Is HHH a congurence criteria for triangles? I wanted to know if a triangle defined by its 3 heights is unique. I took this up as a challenge but was able to get nowhere, can anyone help me? :)
 A: Yes. Use SSS to construct the triangle with sides $\frac1{h_a}$, $\frac1{h_b}$, $\frac1{h_c}$. Then in this triangle the heights are proportinal to the given heights. Scale accordingly.
A: It is.
We are given any triangle with heights $h_a, h_b, h_c$, and we assume its sides to be $a,b,c$. To prove it is the only such triangle, we note that by the area formulae:
$$a=\frac{2\triangle}{h_a}, b=\frac{2\triangle}{h_b}, c=\frac{2\triangle}{h_c}$$
We now use the fact that if a triangle with sides $a,b,c$ has area $K$ then area of the triangle with sides $ma,mb,mc$ has the area $Km^2$ (Do you see why?).

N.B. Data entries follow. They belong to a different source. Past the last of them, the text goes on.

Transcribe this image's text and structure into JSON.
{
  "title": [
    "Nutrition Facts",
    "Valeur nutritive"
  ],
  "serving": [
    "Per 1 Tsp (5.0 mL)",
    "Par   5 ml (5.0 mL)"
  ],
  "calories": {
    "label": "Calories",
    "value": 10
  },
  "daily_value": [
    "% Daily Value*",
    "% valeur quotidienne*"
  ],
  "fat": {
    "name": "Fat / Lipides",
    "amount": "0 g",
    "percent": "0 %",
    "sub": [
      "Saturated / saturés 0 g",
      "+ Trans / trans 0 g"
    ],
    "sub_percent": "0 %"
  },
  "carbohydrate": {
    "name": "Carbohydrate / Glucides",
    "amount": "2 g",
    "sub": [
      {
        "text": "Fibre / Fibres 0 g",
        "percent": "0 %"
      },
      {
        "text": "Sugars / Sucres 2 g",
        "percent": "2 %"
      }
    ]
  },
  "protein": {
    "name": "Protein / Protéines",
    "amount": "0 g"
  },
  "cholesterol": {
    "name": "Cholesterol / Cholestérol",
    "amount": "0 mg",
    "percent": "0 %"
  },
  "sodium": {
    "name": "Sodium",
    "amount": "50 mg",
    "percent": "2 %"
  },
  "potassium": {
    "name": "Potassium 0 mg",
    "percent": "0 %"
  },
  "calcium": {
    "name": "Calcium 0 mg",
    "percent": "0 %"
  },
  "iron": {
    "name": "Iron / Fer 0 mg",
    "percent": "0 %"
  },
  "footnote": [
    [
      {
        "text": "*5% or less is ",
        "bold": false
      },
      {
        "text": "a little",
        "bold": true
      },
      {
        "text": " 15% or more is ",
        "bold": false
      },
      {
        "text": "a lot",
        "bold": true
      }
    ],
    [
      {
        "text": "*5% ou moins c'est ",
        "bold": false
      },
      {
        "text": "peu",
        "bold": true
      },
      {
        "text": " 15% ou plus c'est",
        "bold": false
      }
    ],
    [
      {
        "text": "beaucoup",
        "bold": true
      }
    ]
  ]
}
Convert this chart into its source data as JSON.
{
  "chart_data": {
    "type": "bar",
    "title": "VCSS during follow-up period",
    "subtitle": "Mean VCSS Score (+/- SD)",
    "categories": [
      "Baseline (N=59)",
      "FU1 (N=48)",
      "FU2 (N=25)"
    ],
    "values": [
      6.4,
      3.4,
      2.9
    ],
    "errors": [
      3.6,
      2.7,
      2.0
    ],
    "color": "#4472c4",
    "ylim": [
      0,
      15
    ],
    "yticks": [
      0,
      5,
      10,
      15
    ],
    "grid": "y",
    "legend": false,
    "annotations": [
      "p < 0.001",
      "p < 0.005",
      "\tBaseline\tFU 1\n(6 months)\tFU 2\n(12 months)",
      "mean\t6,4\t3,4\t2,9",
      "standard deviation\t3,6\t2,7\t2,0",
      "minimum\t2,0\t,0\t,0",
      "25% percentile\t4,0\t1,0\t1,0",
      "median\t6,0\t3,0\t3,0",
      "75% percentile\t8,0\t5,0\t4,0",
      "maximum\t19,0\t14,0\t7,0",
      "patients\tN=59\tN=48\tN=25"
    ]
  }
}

We introduce the notation that $[a,b,c]$ means the area of the triangle with sides $a,b,c$. So the previous fact could be written as $[ma,mb,mc]=m^2[a,b,c]$ Thus, the triangle with sides $a,b,c$ has the area $\triangle$  then:
$$ 
\triangle=[a,b,c] \\
= [\frac{2\triangle}{h_a}, \frac{2\triangle}{h_a}, \frac{2\triangle}{h_a}]  \\
=4\triangle ^2 [\frac1{h_a},\frac1{h_b},\frac1{h_c}]
$$
Thus $\triangle=\triangle^2 \times4[\frac1{h_a},\frac1{h_b},\frac1{h_c}]$, or : $$\triangle =\frac1{4[\frac1{h_a},\frac1{h_b},\frac1{h_c}]}$$
Thus, we have proved that the area can be deduced only from the heights independent of the sides. But now that we have the area and the heights, the sides are trivial to get by the area formulae. This proves  that the triangle is unique, by the SSS criteria. 
Additionally, we now have a method to get the sides of the triangle, and the angles, ... follow!